Die Universität Paderborn bereitet sich auf ihre bevorstehenden Wahlen vor, die vom 17. Juni bis zum 24. Juni 2026 stattfinden werden. In diesem Zeitraum haben wahlberechtigte Studierende die Möglichkeit, ihre Stimmen abzugeben. Die Wahlen umfassen wichtige Gremien wie den Senat, die Fakultätsräte der fünf Fakultäten und das Studierendenparlament (StuPA) sowie die direkt zu wählenden Fachschaftsorgane, dazu gehören Fachschaftsvertretungen und Fachschaftsräte. Am 20. April 2026 wurden die Wahlbekanntmachungen veröffentlicht, die digital einsehbar sind, und die Einreichung von Wahlvorschlägen beginnt am gleichen Tag und läuft bis zum 7. Mai um 12 Uhr im Wahlamt B3.246, erreichbar über die Flure C3 und H3, wie uni-paderborn.de berichtet.
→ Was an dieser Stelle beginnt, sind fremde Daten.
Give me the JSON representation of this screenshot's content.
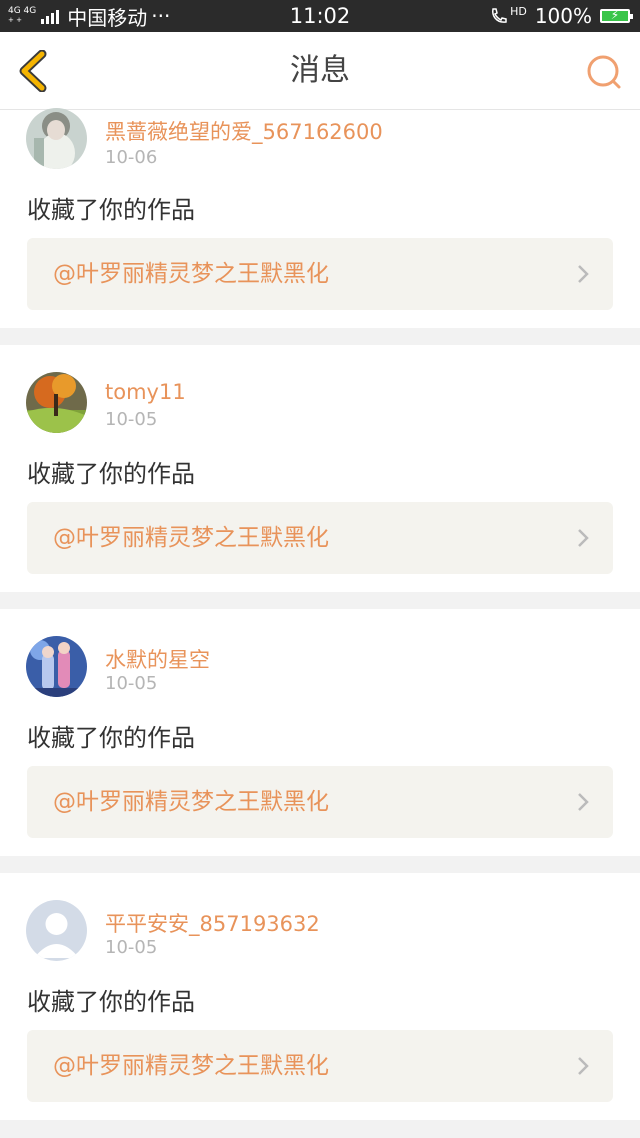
{
  "status_bar": {
    "network_top": "4G 4G",
    "network_bottom": "+ +",
    "carrier": "中国移动",
    "dots": "···",
    "time": "11:02",
    "hd": "HD",
    "battery": "100%"
  },
  "nav": {
    "title": "消息",
    "accent_color": "#f5b400",
    "search_color": "#f0a070"
  },
  "messages": [
    {
      "username": "黑蔷薇绝望的爱_567162600",
      "date": "10-06",
      "action": "收藏了你的作品",
      "work": "@叶罗丽精灵梦之王默黑化",
      "avatar": "avatar-girl-white"
    },
    {
      "username": "tomy11",
      "date": "10-05",
      "action": "收藏了你的作品",
      "work": "@叶罗丽精灵梦之王默黑化",
      "avatar": "avatar-autumn-tree"
    },
    {
      "username": "水默的星空",
      "date": "10-05",
      "action": "收藏了你的作品",
      "work": "@叶罗丽精灵梦之王默黑化",
      "avatar": "avatar-anime-blue"
    },
    {
      "username": "平平安安_857193632",
      "date": "10-05",
      "action": "收藏了你的作品",
      "work": "@叶罗丽精灵梦之王默黑化",
      "avatar": "avatar-default-person"
    }
  ]
}
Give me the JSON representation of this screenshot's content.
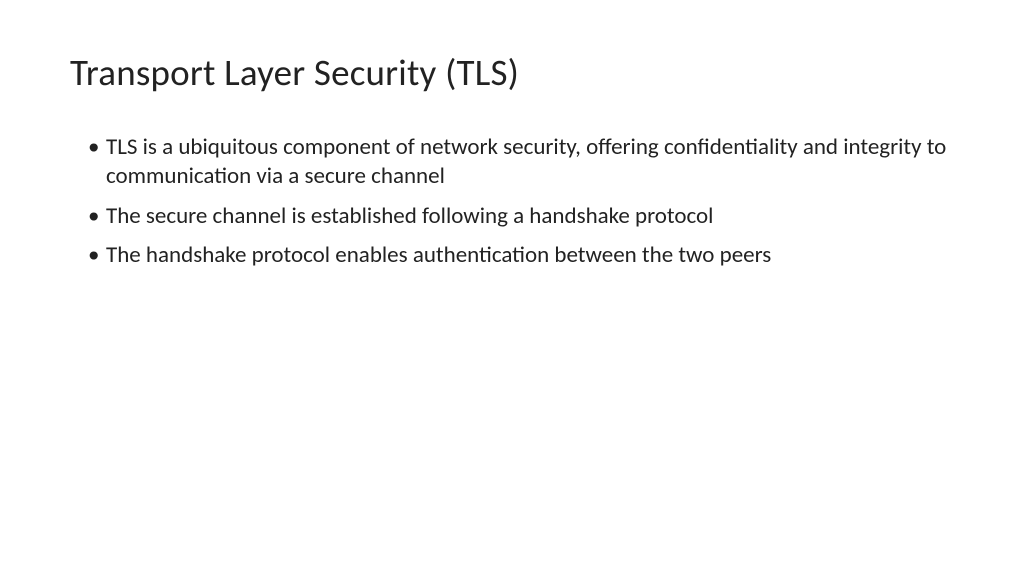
{
  "slide": {
    "title": "Transport Layer Security (TLS)",
    "bullets": [
      "TLS is a ubiquitous component of network security, offering confidentiality and integrity to communication via a secure channel",
      "The secure channel is established following a handshake protocol",
      "The handshake protocol enables authentication between the two peers"
    ]
  }
}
Das Verfahren zur Stimmabgabe hat sich verändert. Die Wahlen werden elektronisch durchgeführt, und hierzu werden hilfreiche Informationen über E-Mail, Aushänge und spezifische Webseiten bereitgestellt. Die Universität appelliert an alle Mitglieder, ihre Stimme abzugeben, um die Partizipation der Studierenden zu erhöhen und die Wahlbeteiligung zu fördern. Laut uni-heute.de erfolgt die Stimmabgabe durch das IMT-Serviceportal. Der Prozess umfasst das Einloggen, den Klick auf „Zum Wahlportal“, die Bestätigung einer „Eidesstattlichen Versicherung“ sowie schließlich die Stimmabgabe.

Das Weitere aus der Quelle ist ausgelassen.